Option 3: Below the Incision, Set Back — My Preferred

This is how I place drains in my own tummy tuck patients (when I use them at all).

The drains exit through the skin farther back from the incision and slightly downward — not directly through the incision, and not in the mons.

Pros

  • Doesn't interfere with the Prevena vac, which I use on all my tummy tuck closures
  • Avoids the "unhappy face" mons placement
  • The exit point is in an area that fades nicely and ends up well-hidden under bathing suits and lingerie
  • Functions just as well as either of the other options

Cons

  • Leaves a small scar that isn't part of the main incision (though this is true of any non-incisional drain location, including the mons placement)

For me, this is the cleanest combination of aesthetic outcome and compatibility with my closure technique (Prevena vacs are excellent at reducing seroma rates and fluid output, so I want to be able to use them without compromise).

Why Use Drains At All?

A quick note on the broader question: drains are placed because tummy tuck pockets generate a lot of fluid in the early healing phase.

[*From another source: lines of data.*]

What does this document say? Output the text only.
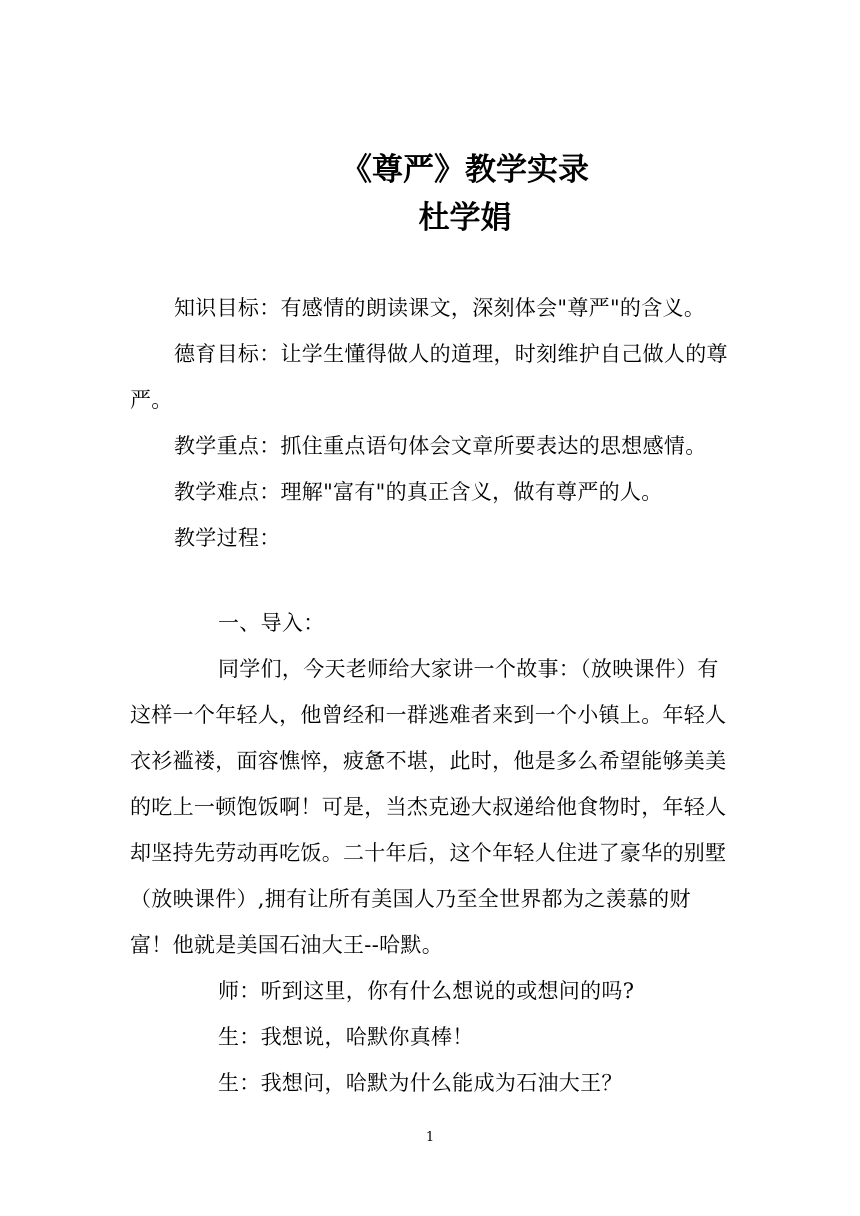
《尊严》教学实录
杜学娟

知识目标：有感情的朗读课文，深刻体会"尊严"的含义。

德育目标：让学生懂得做人的道理，时刻维护自己做人的尊严。

教学重点：抓住重点语句体会文章所要表达的思想感情。

教学难点：理解"富有"的真正含义，做有尊严的人。

教学过程：

一、导入：

同学们，今天老师给大家讲一个故事：（放映课件）有这样一个年轻人，他曾经和一群逃难者来到一个小镇上。年轻人衣衫褴褛，面容憔悴，疲惫不堪，此时，他是多么希望能够美美的吃上一顿饱饭啊！可是，当杰克逊大叔递给他食物时，年轻人却坚持先劳动再吃饭。二十年后，这个年轻人住进了豪华的别墅（放映课件）,拥有让所有美国人乃至全世界都为之羡慕的财富！他就是美国石油大王--哈默。

师：听到这里，你有什么想说的或想问的吗?

生：我想说，哈默你真棒！

生：我想问，哈默为什么能成为石油大王？

1
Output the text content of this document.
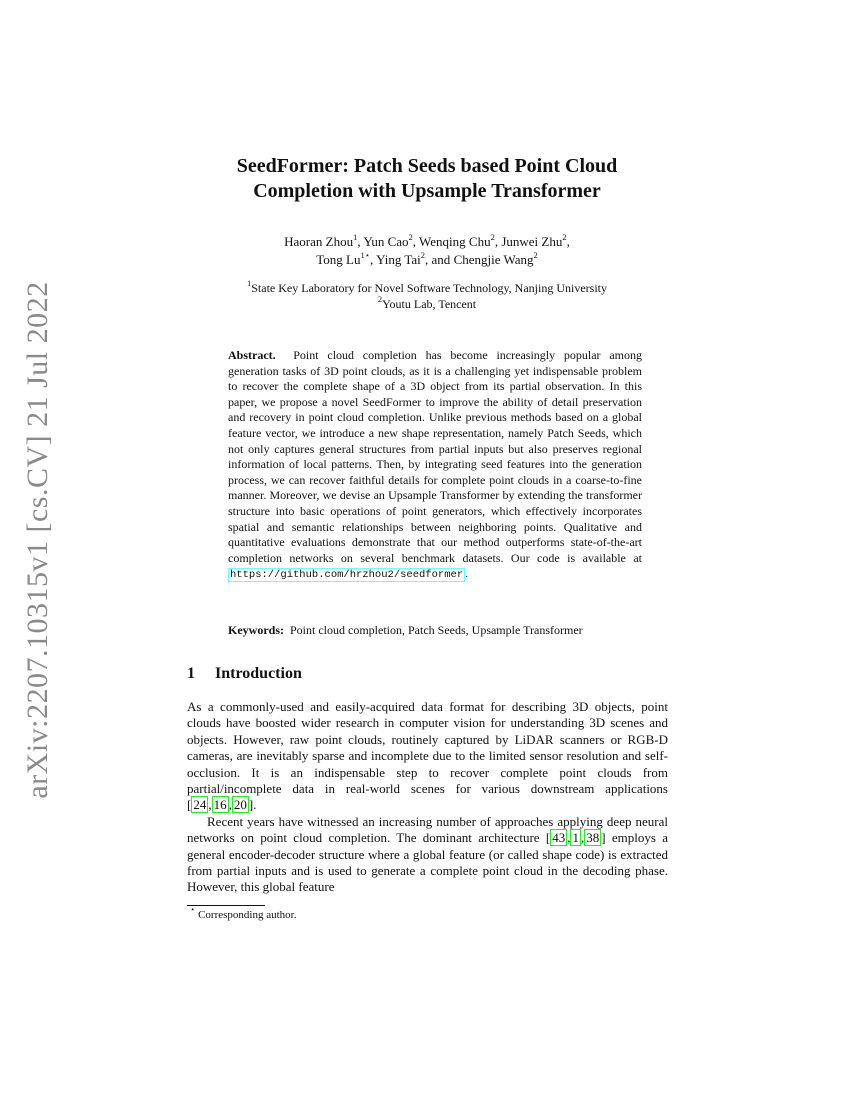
arXiv:2207.10315v1 [cs.CV] 21 Jul 2022
SeedFormer: Patch Seeds based Point Cloud
Completion with Upsample Transformer
Haoran Zhou$^1$, Yun Cao$^2$, Wenqing Chu$^2$, Junwei Zhu$^2$,
Tong $Lu^{1⋆}$, Ying Tai$^2$, and Chengjie Wang$^2$
$^1$State Key Laboratory for Novel Software Technology, Nanjing University
$^2$Youtu Lab, Tencent
Abstract. Point cloud completion has become increasingly popular among generation tasks of 3D point clouds, as it is a challenging yet indispensable problem to recover the complete shape of a 3D object from its partial observation. In this paper, we propose a novel SeedFormer to improve the ability of detail preservation and recovery in point cloud completion. Unlike previous methods based on a global feature vector, we introduce a new shape representation, namely Patch Seeds, which not only captures general structures from partial inputs but also preserves regional information of local patterns. Then, by integrating seed features into the generation process, we can recover faithful details for complete point clouds in a coarse-to-fine manner. Moreover, we devise an Upsample Transformer by extending the transformer structure into basic operations of point generators, which effectively incorporates spatial and semantic relationships between neighboring points. Qualitative and quantitative evaluations demonstrate that our method outperforms state-of-the-art completion networks on several benchmark datasets. Our code is available at https://github.com/hrzhou2/seedformer .
Keywords: Point cloud completion, Patch Seeds, Upsample Transformer
1 Introduction

As a commonly-used and easily-acquired data format for describing 3D objects, point clouds have boosted wider research in computer vision for understanding 3D scenes and objects. However, raw point clouds, routinely captured by LiDAR scanners or RGB-D cameras, are inevitably sparse and incomplete due to the limited sensor resolution and self-occlusion. It is an indispensable step to recover complete point clouds from partial/incomplete data in real-world scenes for various downstream applications [ 24 , 16 , 20 ].

Recent years have witnessed an increasing number of approaches applying deep neural networks on point cloud completion. The dominant architecture [ 43 , 1 , 38 ] employs a general encoder-decoder structure where a global feature (or called shape code) is extracted from partial inputs and is used to generate a complete point cloud in the decoding phase. However, this global feature

⋆ Corresponding author.
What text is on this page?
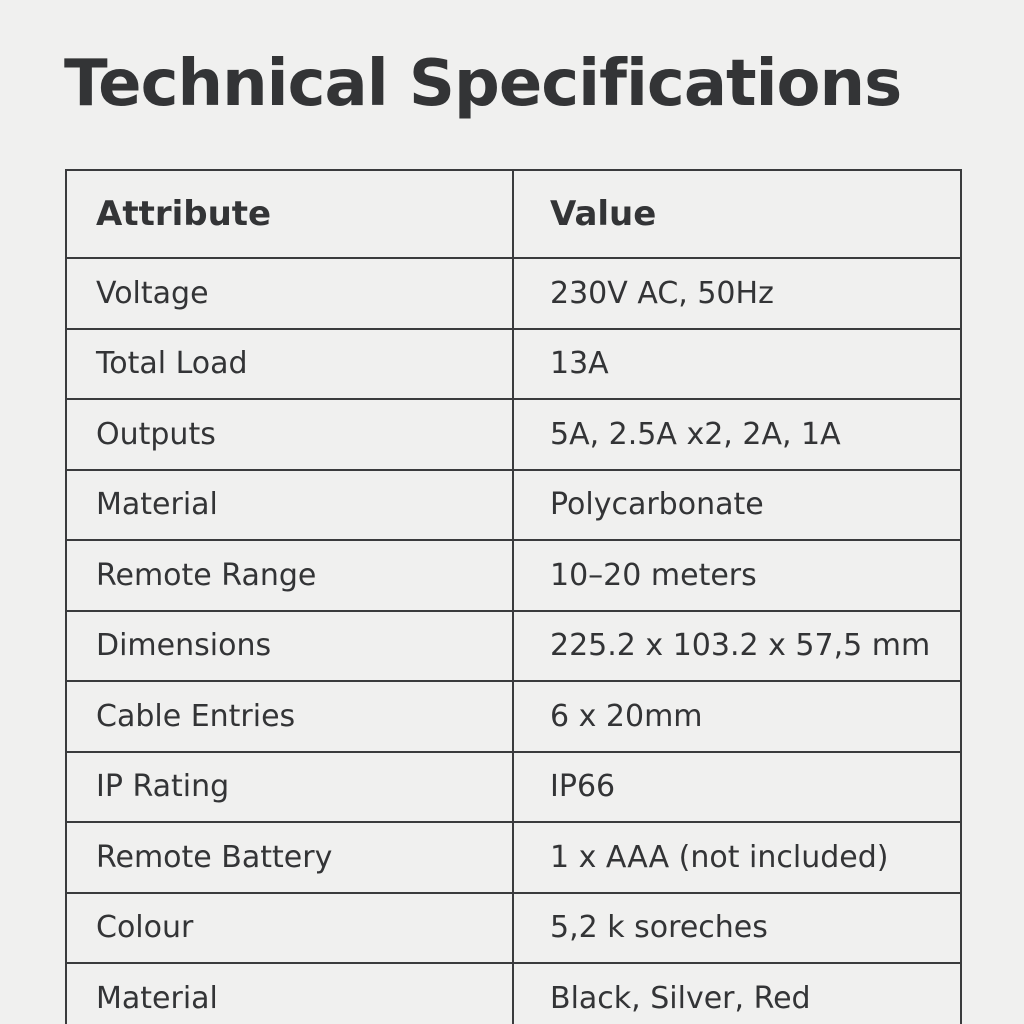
Technical Specifications
Attribute	Value
Voltage	230V AC, 50Hz
Total Load	13A
Outputs	5A, 2.5A x2, 2A, 1A
Material	Polycarbonate
Remote Range	10–20 meters
Dimensions	225.2 x 103.2 x 57,5 mm
Cable Entries	6 x 20mm
IP Rating	IP66
Remote Battery	1 x AAA (not included)
Colour	5,2 k soreches
Material	Black, Silver, Red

If that fluid has nowhere to go, it can pool and form a seroma.

Drains:

  • Reduce the chance of seroma
  • Help the surgical pocket "stick down" by removing fluid that would otherwise hold the layers apart
  • Allow your team to monitor fluid output and progress

There are some surgeons doing drain-free tummy tucks using progressive tension sutures — there are pros and cons to that approach. But if your surgeon plans on using drains, knowing where they'll exit (and the trade-offs) helps you prepare.

For more on what to actually do during recovery to keep that fluid output under control — and what to do if a seroma forms anyway — I've written separately about practical steps to reduce seroma fluid output and what to do if your drain gets stuck.

What to Ask Your Surgeon

Before your tummy tuck, it's worth asking:

  1. "Will I have drains?"
  2. "Where will the drains exit?"
  3. "How long do you typically leave them in?"
  4. "Do you use a Prevena or other wound vac?"
  5. "What's your typical seroma rate?"

The answers will give you a better sense of how your specific recovery is going to look.

The Bottom Line

There are three main options for tummy tuck drain placement: through the incision itself, in the mons below the incision, or set back from the incision in a tucked-away skin location. Each has trade-offs around scarring, aesthetics, and compatibility with wound vac devices.

Personally, I place drains set back from the incision — it keeps the Prevena vac happy, avoids the mons "unhappy face," and the resulting tiny scars fade beautifully. But all three options can give you an excellent result in the right hands.